I LOVE cooking with quinoa. It’s so versatile; I can flavor with whatever seasonings I want and it will taste amazing (like tofu).
Pronounced as KEEN-wah, is a gluten free seed that can make a great substitute for rice and other grains. Packed with protein and fiber and being one of the few plant-foods that contain sufficient amounts of all nine essential amino acids.
If you never tried quinoa before, give it a go and I promise you won’t regret it. At first I didn’t actually liked it, the texture was a bit off and the flavor was… simply not the best. But with the right seasonings and dressings these little seeds can be very tasty and honestly very filling as well.
Now I’m eating quinoa almost every day and I love it!
One more reason I love this salad is because I’m lazy! I love throwing different vegetables in a bowl and call it a meal…
While the quinoa is cooking, prep and cut your veggies, blend the dressing and mix everything in a bowl.
If this is not the ultimate LAZY bowl then I dont know. 😉
If you try this recipe, let me know! Leave a comment, rate it and don’t forget to tag a photo #earthlingeats on Instagram!Print
This mexican quinoa bowl is healthy, quick and packed full of nutrients, protein and mexican flavors. Great for a healthy lunch or dinner!
For the salad:
- 2 cups of baby greens (baby spinach or lettuce)
- 1 cup boiled quinoa (I use a mix of white and red quinoa)

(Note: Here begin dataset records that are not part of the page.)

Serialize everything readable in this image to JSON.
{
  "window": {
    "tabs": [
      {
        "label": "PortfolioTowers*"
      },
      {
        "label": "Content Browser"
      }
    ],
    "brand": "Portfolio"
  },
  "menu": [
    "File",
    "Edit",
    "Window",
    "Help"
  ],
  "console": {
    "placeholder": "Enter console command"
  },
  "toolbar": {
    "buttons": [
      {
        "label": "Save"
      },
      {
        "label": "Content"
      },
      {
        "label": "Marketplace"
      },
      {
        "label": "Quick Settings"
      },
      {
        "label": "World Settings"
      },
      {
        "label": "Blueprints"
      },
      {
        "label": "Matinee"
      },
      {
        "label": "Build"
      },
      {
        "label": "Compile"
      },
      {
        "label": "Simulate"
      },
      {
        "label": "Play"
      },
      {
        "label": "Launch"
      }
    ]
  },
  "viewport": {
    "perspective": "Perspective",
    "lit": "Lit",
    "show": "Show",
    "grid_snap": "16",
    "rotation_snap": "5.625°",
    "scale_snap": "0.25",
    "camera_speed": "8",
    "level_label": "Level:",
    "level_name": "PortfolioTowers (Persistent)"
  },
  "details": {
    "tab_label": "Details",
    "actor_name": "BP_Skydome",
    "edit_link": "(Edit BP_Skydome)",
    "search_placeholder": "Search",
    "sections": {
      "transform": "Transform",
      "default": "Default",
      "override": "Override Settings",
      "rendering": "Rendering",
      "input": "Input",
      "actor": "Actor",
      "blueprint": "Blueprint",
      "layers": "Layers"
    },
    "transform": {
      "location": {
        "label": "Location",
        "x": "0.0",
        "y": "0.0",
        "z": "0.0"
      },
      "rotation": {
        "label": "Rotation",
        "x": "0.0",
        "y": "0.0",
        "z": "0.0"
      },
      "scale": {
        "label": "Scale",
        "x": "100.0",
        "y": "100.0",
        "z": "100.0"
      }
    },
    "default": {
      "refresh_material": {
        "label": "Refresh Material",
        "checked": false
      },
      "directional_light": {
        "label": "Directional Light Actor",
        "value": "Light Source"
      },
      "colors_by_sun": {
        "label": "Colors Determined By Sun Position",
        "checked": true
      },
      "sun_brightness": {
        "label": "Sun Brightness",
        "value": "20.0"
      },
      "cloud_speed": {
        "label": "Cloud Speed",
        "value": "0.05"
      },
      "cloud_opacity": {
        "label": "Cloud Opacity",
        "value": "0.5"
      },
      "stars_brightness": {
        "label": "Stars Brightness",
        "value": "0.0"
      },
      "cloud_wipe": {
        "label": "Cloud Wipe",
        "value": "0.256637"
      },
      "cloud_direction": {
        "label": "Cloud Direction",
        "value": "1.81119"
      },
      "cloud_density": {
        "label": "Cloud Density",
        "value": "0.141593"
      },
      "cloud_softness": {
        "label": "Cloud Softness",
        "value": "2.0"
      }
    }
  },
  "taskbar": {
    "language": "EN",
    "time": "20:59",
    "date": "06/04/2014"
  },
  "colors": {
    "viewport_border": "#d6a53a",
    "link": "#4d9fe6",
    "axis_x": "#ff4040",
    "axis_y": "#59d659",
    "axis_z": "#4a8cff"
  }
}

- 1 cup of cooked black beans
- 1/2 of cooked sweet corn
- 5 or 6 cherry tomatoes halved
- 1/2 an avocado
- 1 small onion diced (I use shallots or green/spring onions)
- a few cilantro leaves (optional/ for decor)
For dressing: Mustard Lemon Vinaigrette
- Mix the greens, the quinoa, the beans, the corn, the cherry tomatoes and the onion in a large mixing bowl.
- Add the dressing and mix it well.
- Top the salad with the avocado.
- You can use brown rice instead of quinoa.
- Feel free to top it with some salsa and serve it with some pitta chips.
- You can make a double batch of dressing and keep it in the fridge for up to a week. You can dress almost all of your salads with this dressing.
- Top this bowl with sriracha to give this salad a kick.